Howard Johns, of the Cut Don't Kill campaign, explained that, while the industry supports cuts to feed-in tariffs, today's proposals will be too deep and quick to allow the industry to survive.
"We are happy to accept some cuts, but the government must recognise that wiping out 4,000 companies and 25,000 jobs by cutting too deeply would be an appalling waste of economic potential," he said.
"Our message to the government is cut us, but don't kill us - we want a sustainable cut that would allow us to survive and deliver the green growth that David Cameron said he was committed to.
"The government has a choice - either they can cut like this and make an entire industry go bust, or they can work with us to properly plan the phasing out of the tariff bit by bit, which will produce a flourishing industry that won't need any subsidy or support."
Meanwhile a senior executive at one PV installer predicted that the industry would see an 80 per cent drop in demand, which could lead to an equivalent level of redundancies.

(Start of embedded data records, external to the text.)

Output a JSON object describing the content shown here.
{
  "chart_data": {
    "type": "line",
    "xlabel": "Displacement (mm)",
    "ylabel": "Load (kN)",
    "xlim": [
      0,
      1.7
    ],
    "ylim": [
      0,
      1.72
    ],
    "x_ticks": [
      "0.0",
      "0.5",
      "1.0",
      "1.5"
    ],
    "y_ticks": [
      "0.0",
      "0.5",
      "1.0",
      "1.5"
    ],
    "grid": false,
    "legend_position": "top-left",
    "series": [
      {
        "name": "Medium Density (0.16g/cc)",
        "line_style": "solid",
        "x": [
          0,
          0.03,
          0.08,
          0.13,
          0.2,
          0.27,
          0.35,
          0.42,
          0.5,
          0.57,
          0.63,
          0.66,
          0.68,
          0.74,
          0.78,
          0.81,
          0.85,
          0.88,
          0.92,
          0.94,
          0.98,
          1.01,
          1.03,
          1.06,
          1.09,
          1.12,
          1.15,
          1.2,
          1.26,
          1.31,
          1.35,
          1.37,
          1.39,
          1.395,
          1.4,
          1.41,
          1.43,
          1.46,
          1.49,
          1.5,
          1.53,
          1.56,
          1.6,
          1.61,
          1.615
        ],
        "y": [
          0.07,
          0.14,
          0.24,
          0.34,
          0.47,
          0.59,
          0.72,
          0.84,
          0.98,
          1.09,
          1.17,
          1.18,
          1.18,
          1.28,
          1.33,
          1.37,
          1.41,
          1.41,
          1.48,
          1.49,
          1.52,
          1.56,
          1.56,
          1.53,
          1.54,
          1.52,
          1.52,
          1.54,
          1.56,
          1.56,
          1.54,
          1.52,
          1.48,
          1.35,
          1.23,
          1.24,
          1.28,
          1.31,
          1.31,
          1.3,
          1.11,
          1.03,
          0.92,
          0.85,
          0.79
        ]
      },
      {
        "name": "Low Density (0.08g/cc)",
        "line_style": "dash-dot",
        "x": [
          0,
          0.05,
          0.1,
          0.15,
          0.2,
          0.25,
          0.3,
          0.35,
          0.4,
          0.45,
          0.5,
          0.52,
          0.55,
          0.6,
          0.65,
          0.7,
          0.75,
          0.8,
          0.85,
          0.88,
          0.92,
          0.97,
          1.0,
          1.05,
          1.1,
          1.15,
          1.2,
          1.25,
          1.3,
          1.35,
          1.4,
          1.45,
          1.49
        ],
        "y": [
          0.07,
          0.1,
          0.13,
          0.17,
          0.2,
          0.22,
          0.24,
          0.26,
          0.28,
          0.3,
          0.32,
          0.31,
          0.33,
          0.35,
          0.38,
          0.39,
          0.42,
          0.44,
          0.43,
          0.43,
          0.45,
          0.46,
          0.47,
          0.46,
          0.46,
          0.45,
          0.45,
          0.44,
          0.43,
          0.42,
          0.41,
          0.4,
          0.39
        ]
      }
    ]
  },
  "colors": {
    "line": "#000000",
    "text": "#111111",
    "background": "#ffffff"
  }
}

"This will result in massive job losses and my company is no exception," he said.
However, other companies argued that the new rates could prove "workable", particularly for those companies which have diversified into other technologies.
David Hunt, director of Eco Environments, which installs wind turbines and heat pumps as well as PV, told BusinessGreen that he is hoping to retain all 46 employees.
However, he added that the company will stop taking new orders today to ensure that it fulfils its current solar order book ahead of the 12 December cut off.
"We've got to install three months' worth of projects in a month, and that's going to be a major headache," he said. " I think we've always suggested the feed-in tariffs were due a cut to the rate, but this deadline is going to have a devastating effect. People will go bust."
Dave Sowden of the Micropower Council warned that the pace of the proposed changes would not only trigger bankruptcies, but result in legal action across the sector's supply chain.
"The timing of the changes is disastrous," he said. "You are giving companies six weeks who will have ordered panels that will have just been put on a ship from China that they will not be able to sell. A lot of people are going to be left with stranded assets and will now be calling in the lawyers to see if they can get out of contracts. You will see people suing each other over this."
Concerns are also mounting that the pace and scale of the proposed changes will have a chilling impact on wider green investor confidence.
"There were investors who, after the early changes to support for solar farms, said they would not in the future touch UK low carbon projects that were supported by policy," said Sowden, predicting that the latest changes would again discourage investors.
Others predicted that the consultation could prompt some investors to ask whether similar unexpected changes could undermine the effectiveness of the soon-to-be-launched Renewable Heat Incentive scheme and the Energy Company Obligation element of the Green Deal.